Como observadores de la aplicación de las nuevas tecnologías y del marco regulatorio aplicable, estaremos atentos a lo que pase en cada caso.

Referencias:

1 Cuauhtémoc de Dienheim Barriguete destaca: “Así pues, el derecho al respeto a la vida privada o intimidad, al honor e incluso a la imagen propia, son considerados ya como derechos humanos fundamentales, establecidos por diversos instrumentos internacionales como la Declaración Universal de los Derechos Humanos aprobada por la Asamblea General de las Naciones Unidas en 1948 (artículo 12), el Pacto Internacional de Derechos Civiles y Políticos de 1966 (artículos 17 y 19), la Convención Americana sobre Derechos Humanos de 1969 (artículos 11 y 13) y la Convención sobre los Derechos del Niño de 1989 (artículo 16), instrumentos todos estos firmados y ratificados por nuestro país. Cabe señalar que también existen otros instrumentos que establecen este derecho: la Convención de Roma para la Protección de los Derechos Humanos y las Libertades Fundamentales de 1959, la Declaración de los Derechos y Libertades Fundamentales aprobada por el Parlamento Europeo y la Carta Africana de los Derechos del Hombre y de los Pueblos de 1981, de los que México no es parte.” “El derecho a la intimidad, al honor y a la propia imagen”, Ius.

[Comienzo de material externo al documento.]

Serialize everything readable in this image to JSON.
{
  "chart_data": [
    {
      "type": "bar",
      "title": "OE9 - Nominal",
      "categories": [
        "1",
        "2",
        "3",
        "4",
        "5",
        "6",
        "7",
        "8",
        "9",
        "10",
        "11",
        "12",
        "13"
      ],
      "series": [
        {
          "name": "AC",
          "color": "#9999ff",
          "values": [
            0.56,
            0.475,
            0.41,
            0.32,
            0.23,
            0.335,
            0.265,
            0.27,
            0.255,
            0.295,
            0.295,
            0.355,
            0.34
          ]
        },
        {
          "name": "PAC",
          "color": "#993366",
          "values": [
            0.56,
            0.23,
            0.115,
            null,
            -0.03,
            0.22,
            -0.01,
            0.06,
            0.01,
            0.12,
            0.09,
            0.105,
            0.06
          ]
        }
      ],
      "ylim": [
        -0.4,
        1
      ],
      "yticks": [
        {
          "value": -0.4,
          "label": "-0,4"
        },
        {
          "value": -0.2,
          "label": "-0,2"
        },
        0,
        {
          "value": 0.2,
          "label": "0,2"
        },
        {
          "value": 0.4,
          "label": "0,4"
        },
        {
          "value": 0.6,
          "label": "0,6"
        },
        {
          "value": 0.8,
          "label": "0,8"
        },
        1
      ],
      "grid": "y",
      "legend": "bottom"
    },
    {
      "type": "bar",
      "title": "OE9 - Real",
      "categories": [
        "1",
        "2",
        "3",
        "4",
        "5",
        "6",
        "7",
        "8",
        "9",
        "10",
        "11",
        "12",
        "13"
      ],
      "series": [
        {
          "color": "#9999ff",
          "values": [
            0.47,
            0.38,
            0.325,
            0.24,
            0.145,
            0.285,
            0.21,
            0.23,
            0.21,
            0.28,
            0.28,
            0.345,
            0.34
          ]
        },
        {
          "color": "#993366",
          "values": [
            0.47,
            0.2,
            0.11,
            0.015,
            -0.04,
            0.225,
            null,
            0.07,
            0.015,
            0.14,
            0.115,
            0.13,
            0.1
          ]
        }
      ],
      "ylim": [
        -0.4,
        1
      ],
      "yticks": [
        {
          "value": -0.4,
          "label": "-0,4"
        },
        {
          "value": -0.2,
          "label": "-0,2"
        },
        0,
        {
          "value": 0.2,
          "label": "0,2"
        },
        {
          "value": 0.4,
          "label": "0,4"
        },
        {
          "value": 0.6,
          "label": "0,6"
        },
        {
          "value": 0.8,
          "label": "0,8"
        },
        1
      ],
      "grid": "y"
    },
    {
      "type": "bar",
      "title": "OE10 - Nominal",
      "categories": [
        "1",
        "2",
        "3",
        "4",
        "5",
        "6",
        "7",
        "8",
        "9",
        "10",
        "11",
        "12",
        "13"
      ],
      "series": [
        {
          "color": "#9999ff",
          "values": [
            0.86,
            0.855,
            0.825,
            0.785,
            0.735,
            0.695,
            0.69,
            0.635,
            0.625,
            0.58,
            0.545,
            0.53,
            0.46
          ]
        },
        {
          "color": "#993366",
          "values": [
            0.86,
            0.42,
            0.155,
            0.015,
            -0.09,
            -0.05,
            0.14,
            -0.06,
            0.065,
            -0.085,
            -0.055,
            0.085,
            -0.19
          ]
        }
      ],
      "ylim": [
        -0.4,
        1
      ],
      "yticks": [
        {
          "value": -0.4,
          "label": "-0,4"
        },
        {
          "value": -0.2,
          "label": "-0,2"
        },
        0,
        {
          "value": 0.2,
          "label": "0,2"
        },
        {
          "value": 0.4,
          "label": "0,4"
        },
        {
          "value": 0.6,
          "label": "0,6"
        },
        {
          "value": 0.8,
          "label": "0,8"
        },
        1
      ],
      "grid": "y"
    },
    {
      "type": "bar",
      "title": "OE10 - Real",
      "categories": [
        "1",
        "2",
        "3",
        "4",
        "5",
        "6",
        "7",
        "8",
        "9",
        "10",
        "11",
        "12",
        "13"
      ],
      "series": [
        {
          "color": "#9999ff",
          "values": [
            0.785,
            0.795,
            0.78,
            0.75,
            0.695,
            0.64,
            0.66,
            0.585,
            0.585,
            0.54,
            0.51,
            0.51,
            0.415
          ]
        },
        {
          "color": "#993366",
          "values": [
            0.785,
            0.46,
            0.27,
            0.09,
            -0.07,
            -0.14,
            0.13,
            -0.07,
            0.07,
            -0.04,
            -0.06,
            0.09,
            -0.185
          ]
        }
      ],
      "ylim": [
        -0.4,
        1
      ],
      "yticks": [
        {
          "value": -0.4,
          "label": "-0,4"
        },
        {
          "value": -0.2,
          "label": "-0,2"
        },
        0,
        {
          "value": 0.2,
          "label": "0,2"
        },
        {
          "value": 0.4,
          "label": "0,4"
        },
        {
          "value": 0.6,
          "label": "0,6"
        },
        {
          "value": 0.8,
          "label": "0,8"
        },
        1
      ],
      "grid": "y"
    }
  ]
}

Revista Jurídica.

2 Como atinadamente lo señala Cuauhtémoc M. de Dienheim Barriguete, se atentaría contra lo establecido en la Convención sobre los Derechos del Niño (1989), en su artículo 16, que señala: “Ningún niño será objeto de injerencias arbitrarias o ilegales en su vida privada, su familia, su domicilio o su correspondencia, ni de ataques ilegales a su honra o a su reputación; y que el niño tiene derecho también a la protección de la ley contra esas injerencias y ataques”.

3 Y aquí aclaremos que el funcionario delegacional no es la autoridad competente para bajar los vehículos de la banqueta o remitirlos al corralón, sino que actúa como mero denunciante de las irregularidades que ocurren en la demarcación en la que es autoridad y por ello requiere el apoyo de la policía de tránsito y de grúas que no están bajo su mando.

Alberto Enrique Nava Garcés

Doctor en Derecho, especialista en Derecho penal, amparo y nuevas tecnologías, miembro del Sistema Nacional de Investigadores (CONACyT), profesor de la Facultad de Derecho de la UNAM, profesor-investigador del Centro de Investigación en Innovación en Tecnologías de la Información y la Comunicación (INFOTEC) e investigador invitado del Instituto Nacional de Ciencias Penales (INACIPE).